Journeys through an ovine wasteland


Saturday, May 1, 2010

Arnéguy


4:29 pm: Have returned to the bare, unmarked borderlands where no language gets through. Lone sentinel greets me - in wind-furrowed garments - at the final crest. No words are spoken.




4: 50 pm: A standoff. Momentary tension as hooves steady to position in the bony soil. The flock disperses. Silent knowledge held only between brothers.








5:40 pm: The party has retreated to evening pastures, leaving me alone in threadbare clothes and skin flushed red from exposure. Good Lord, but I am thankful for Spring's final arrival in Estérençuby.

Map Coordinates

Sunday, April 18, 2010

Cherchebruit






6:21 am: Remnant taste of blood, drying up at first light. The evening's failed hare kill left my stomach in tatters, body collapsed at the foot of a naked oak by nightfall.

Woke this morning to a quiet gathering of white-legged Plins. Watched mist curl up from the rim of Nivelle Creek and trundle away toward foothills with no names. Here I wait, on the edges of Cherchebruit, hidden amid acrid dung heaps and couch grass.
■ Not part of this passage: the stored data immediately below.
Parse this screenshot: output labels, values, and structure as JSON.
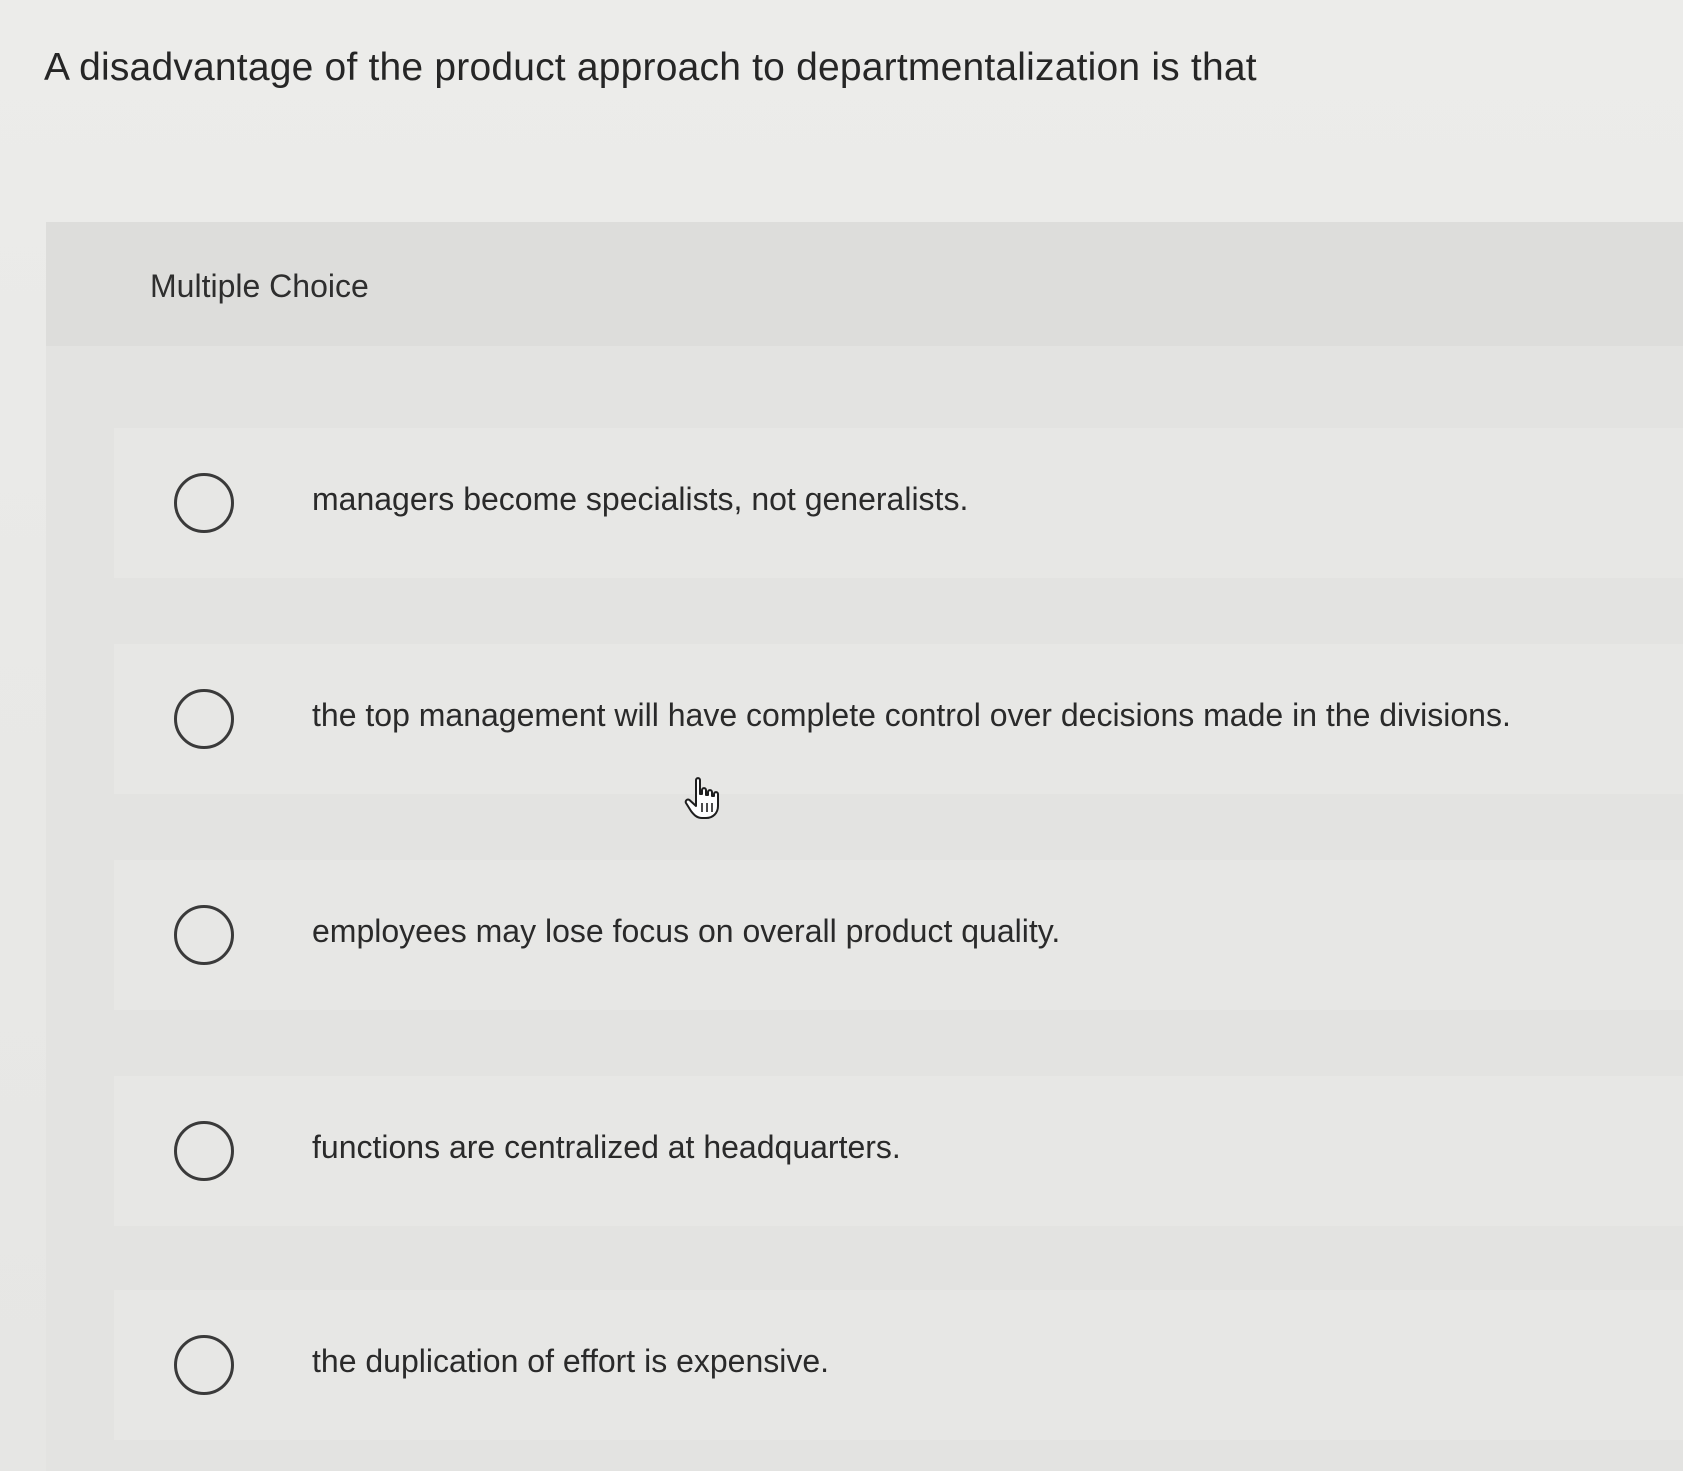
{
  "question": {
    "text": "A disadvantage of the product approach to departmentalization is that"
  },
  "panel": {
    "label": "Multiple Choice"
  },
  "options": [
    {
      "label": "managers become specialists, not generalists.",
      "selected": false
    },
    {
      "label": "the top management will have complete control over decisions made in the divisions.",
      "selected": false
    },
    {
      "label": "employees may lose focus on overall product quality.",
      "selected": false
    },
    {
      "label": "functions are centralized at headquarters.",
      "selected": false
    },
    {
      "label": "the duplication of effort is expensive.",
      "selected": false
    }
  ],
  "icons": {
    "radio": "radio-unchecked-icon",
    "cursor": "hand-pointer-icon"
  }
}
The air feels damp and forgiving.

One week has come and gone. Still wandering ragged and alone, caught between the banks of the Nive and the unmarked Spanish frontier. I bear naught but an oxhide satchel and a bloodless wolf gaze.

O, gentle and pungent brothers: a little warmth!

Map coordinates.

Sunday, April 11, 2010

Itxassou






7:06 am: Early morning in the pastoral fringes of Itxassou village. Have been awake since pre-dawn. I find myself red-eyed and without shelter, in an open valley amid the solemn and unwavering company of white-legged Plins.

I am thankful to a kind Basque innkeeper, who - in forbidding Estérençuby - procured for me the supplies required to fashion a makeshift raft some two nights past. From the three head rivers of St-Jean-Pied-de-Port, among weary pilgrims set for Galicia, I have found myself pulled in the opposite direction along the ambling vein of the River Nive. Had I adequate rations, I might let this tributary carry me over and beyond; away to the great Adour, and eventually: the blind, open sea.

Map coordinates

Friday, April 9, 2010

Béhérobie





6:51 pm: Approaching the confluence of Apalimalda Brook and Harpeko Erreka. I remain lonesome and adrift in this rolling, treeless cordillera of northern Basque country. The animals here are black-legged, taciturn, bearing little charity to the outsider. Dreams have been riddled with Erreka after Erreka, secret channels of water known only to the Basque people.

Tonight I seek shelter in the nearby stable house.